Translate

24 avril 2025

L'ENTRÉE DU PAPE BERGOGLIO AU PARADIS

Gabriel Nerciat

-24/4/2025- Cette nuit, vers quatre heures du matin, je me suis retrouvé à la porte du Paradis.
Il y avait beaucoup de monde, pire qu’au métro Châtelet à 17h30, car le défunt pape Bergoglio s’apprêtait à franchir le seuil de la Jérusalem céleste.
Et il n’était pas seul.
Une foule considérable, digne du tableau de James Ensor, formait comme un long cortège escorté par les anges afin de le porter en triomphe jusqu’au cœur du saint lieu.
De loin, j’ai aperçu saint Pierre, qui avait du mal à garder ses clefs dans les mains, et se trouvait légèrement bousculé. « Tu ne parles qu’en latin, lui disait rudement Bergoglio, et tu me gênes.
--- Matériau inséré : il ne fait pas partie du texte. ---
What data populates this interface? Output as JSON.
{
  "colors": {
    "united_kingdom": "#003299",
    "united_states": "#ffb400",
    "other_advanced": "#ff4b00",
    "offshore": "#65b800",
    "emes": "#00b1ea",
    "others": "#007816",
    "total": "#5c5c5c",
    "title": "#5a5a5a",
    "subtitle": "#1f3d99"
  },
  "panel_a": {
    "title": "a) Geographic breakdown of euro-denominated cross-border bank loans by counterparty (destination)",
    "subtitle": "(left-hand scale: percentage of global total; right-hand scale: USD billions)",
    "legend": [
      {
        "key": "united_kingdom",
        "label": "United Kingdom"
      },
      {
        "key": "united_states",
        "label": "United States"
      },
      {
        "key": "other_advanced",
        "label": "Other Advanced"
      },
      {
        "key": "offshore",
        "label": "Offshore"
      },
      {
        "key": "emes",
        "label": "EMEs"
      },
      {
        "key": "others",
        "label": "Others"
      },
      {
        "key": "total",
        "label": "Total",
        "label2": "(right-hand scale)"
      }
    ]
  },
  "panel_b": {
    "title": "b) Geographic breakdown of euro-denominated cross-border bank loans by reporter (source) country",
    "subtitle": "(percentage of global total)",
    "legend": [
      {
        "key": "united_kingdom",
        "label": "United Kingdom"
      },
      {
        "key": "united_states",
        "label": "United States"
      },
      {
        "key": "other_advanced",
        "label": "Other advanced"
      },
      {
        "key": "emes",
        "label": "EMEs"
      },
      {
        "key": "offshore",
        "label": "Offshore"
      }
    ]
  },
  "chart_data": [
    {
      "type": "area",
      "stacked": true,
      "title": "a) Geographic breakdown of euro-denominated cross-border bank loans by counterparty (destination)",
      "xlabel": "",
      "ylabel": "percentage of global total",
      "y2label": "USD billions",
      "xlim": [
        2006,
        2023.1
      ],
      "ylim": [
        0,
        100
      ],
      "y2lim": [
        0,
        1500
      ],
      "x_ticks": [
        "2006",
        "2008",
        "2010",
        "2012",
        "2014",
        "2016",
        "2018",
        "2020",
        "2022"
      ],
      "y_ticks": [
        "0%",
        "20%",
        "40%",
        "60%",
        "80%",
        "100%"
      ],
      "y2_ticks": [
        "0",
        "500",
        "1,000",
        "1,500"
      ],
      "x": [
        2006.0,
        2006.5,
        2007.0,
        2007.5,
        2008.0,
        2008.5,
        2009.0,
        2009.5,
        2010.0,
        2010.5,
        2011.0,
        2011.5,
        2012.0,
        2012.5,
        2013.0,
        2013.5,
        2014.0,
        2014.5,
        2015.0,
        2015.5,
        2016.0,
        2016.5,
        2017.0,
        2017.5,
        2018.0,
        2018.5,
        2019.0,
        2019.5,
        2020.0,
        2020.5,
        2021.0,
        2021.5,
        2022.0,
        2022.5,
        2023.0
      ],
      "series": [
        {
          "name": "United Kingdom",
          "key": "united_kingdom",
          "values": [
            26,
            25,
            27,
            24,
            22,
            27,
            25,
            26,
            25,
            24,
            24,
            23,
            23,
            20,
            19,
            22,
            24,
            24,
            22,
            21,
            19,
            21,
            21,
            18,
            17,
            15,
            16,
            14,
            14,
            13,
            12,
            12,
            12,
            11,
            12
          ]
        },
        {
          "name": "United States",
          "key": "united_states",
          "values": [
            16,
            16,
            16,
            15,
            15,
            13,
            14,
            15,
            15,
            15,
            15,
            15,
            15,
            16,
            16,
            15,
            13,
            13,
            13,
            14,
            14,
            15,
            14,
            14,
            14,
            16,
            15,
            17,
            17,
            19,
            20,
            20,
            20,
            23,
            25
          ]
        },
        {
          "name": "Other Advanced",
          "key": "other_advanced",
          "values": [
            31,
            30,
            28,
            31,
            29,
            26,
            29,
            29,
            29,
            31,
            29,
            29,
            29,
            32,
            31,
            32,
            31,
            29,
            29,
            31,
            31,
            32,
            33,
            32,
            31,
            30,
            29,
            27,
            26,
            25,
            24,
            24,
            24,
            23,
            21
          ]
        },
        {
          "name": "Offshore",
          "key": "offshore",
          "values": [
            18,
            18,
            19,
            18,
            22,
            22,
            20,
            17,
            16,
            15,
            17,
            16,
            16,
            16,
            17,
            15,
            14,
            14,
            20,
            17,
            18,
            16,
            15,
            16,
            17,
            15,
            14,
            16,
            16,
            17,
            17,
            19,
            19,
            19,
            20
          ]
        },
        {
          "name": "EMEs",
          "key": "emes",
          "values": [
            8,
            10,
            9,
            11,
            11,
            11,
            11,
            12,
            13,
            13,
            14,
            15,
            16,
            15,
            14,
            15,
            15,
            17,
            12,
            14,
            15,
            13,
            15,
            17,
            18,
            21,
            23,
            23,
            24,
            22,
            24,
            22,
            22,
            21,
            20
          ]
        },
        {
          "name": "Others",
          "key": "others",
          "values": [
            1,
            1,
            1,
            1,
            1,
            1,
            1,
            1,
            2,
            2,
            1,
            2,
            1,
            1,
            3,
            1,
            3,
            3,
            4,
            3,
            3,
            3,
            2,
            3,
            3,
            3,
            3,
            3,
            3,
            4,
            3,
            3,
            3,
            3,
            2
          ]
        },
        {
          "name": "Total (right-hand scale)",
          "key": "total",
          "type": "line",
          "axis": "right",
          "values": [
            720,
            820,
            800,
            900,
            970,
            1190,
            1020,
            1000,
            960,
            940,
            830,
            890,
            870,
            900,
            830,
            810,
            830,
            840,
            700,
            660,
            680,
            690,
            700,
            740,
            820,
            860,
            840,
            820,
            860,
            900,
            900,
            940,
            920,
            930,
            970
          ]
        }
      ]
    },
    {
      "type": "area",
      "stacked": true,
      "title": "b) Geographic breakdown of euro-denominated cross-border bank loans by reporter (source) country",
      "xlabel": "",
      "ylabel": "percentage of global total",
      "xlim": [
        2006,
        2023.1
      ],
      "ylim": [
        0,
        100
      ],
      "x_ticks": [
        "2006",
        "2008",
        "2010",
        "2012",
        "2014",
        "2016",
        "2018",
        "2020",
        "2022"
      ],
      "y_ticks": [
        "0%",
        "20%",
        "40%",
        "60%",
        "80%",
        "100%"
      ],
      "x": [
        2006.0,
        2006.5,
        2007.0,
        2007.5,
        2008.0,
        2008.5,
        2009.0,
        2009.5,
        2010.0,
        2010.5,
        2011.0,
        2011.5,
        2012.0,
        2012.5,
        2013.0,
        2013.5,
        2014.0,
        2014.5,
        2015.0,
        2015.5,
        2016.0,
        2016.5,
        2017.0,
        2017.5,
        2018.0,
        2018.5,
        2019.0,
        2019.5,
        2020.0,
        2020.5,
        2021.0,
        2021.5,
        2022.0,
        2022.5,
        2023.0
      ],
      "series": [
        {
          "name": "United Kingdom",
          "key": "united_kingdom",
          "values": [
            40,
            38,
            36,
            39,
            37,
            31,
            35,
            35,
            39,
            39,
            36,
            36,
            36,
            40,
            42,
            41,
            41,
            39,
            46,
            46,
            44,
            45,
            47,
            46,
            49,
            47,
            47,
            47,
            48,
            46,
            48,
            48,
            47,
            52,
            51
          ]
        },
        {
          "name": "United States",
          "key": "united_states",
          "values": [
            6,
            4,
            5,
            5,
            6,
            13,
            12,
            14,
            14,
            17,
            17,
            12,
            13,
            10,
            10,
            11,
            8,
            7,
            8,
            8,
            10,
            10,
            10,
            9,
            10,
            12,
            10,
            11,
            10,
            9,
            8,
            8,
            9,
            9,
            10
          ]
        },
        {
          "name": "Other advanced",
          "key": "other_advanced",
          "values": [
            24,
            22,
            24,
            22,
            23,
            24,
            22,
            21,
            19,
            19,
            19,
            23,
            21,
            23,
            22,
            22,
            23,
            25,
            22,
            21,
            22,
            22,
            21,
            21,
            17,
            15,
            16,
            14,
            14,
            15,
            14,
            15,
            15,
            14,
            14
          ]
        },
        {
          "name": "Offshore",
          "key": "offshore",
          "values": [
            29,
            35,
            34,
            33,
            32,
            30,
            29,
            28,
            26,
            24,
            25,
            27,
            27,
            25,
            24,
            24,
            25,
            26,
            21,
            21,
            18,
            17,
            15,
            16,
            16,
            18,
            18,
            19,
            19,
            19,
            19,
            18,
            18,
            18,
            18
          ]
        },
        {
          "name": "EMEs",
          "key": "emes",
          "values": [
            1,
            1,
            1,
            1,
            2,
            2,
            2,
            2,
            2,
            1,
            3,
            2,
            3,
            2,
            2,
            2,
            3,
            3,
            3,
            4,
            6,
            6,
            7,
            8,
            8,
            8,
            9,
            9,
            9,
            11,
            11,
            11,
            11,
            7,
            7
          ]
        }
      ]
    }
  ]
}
Laisse-moi passer, tes clefs n’ont plus aucun pouvoir ; d’ailleurs j’ai renié le Christ plus souvent que toi. Les coqs, moi, je les préfère au vin. Apprends l’anglais et l’espagnol si tu veux qu’on cause. »
Autour de lui, c’était du délire.
Des centaines de milliers de migrants africains qui avaient péri en mer, des dizaines de milliers de travestis de toutes générations et toutes nationalités, des toxicomanes morts dans la fleur de l’âge, parfois accompagnés de leurs dealers, des tueurs à gages étroitement surveillés par Al Capone et Lucky Luciano, de beaux gigolos argentins aussi blancs que Rudolph Valentino portant sur leurs dos leurs vieilles clientes fardées, des syndicalistes CGT bouffeurs de curés non loin d’Edmond Maire entré en pâmoison, Jack l’Eventreur entouré de prostituées sans têtes ou sans viscères, le chef indien Geronimo avec ses plumes brandissant le scalp du général Lee, le vieux René Dumont qui réclamait en vain un verre d’eau, John Lennon qui arborait une guitare mais ne savait plus jouer, Larry Flynt dont le fauteuil roulant était poussé par de plantureuses actrices pornographiques tatouées des pieds jusqu’à la tête et qui se masturbait machinalement, le philosophe opéraïste Toni Negri qui marchait résolument en parlant des multitudes aux côtés de Louis Althusser et de sa femme sans cou, le marquis de Sade qui hurlait que le Saint Esprit avait sodomisé la sainte Vierge, le président Amin Dada qui riait à tue-tête sur le dos d’un crocodile tenant dans ses mâchoires les restes d’un moine dominicain, des soldats républicains irlandais de l’IRA munis de kalachnikovs, Huey Newton entouré de ses gardes prétoriens des Black Panthers, Jacques Mesrine avec ses flingues tout près de Carlos avec ses bombes ; tout ce beau monde, donc, venait accueillir en liesse le premier pape mondialiste et anti-romain de l’histoire de la catholicité.
Bergoglio était triomphant et euphorique : « Nous sommes tous les enfants de Dieu, disait-il. Qui suis-je pour vous juger ? Le Ciel est à nous, maintenant, seulement à nous. Dieu nous le doit. Ne jugez pas, vous non plus, mais brûlez sans pitié tous ceux qui se croient autorisés à vous juger. Même saint Paul et saint Jean-Baptiste, si c’est nécessaire. »
Un peu intimidé, j’ai quand même voulu les suivre pour voir ce qui allait se passer. Mais un ange aussi immense et costaud qu’un joueur de rugby m’a retenu sur le seuil : « Toi, tu ne peux pas entrer, et tu sais très bien pourquoi, m’a-t-il lancé. Le moment venu, on réinventera l’Enfer rien que pour tu puisses y aller. »
À côté de moi, il n’y avait plus personne, sauf un pauvre pasteur mennonite du Missouri qui se tenait maladroitement sur un nuage : « Ils ne m’ont pas laissé entrer moi non plus, m’a-t-il dit. J’ai refusé de payer l’impôt du culte, et le pape m’a accusé de concurrence déloyale. »
Au loin, on entendait saint Pierre qui intimait l’ordre à Al Capone de lui rendre ses clefs, mais c’est à ce moment-là que je me suis réveillé en sueur dans mon lit.
J’avais un peu soif, et je me suis levé pour aller boire un verre d’eau qui n’était pas bénite.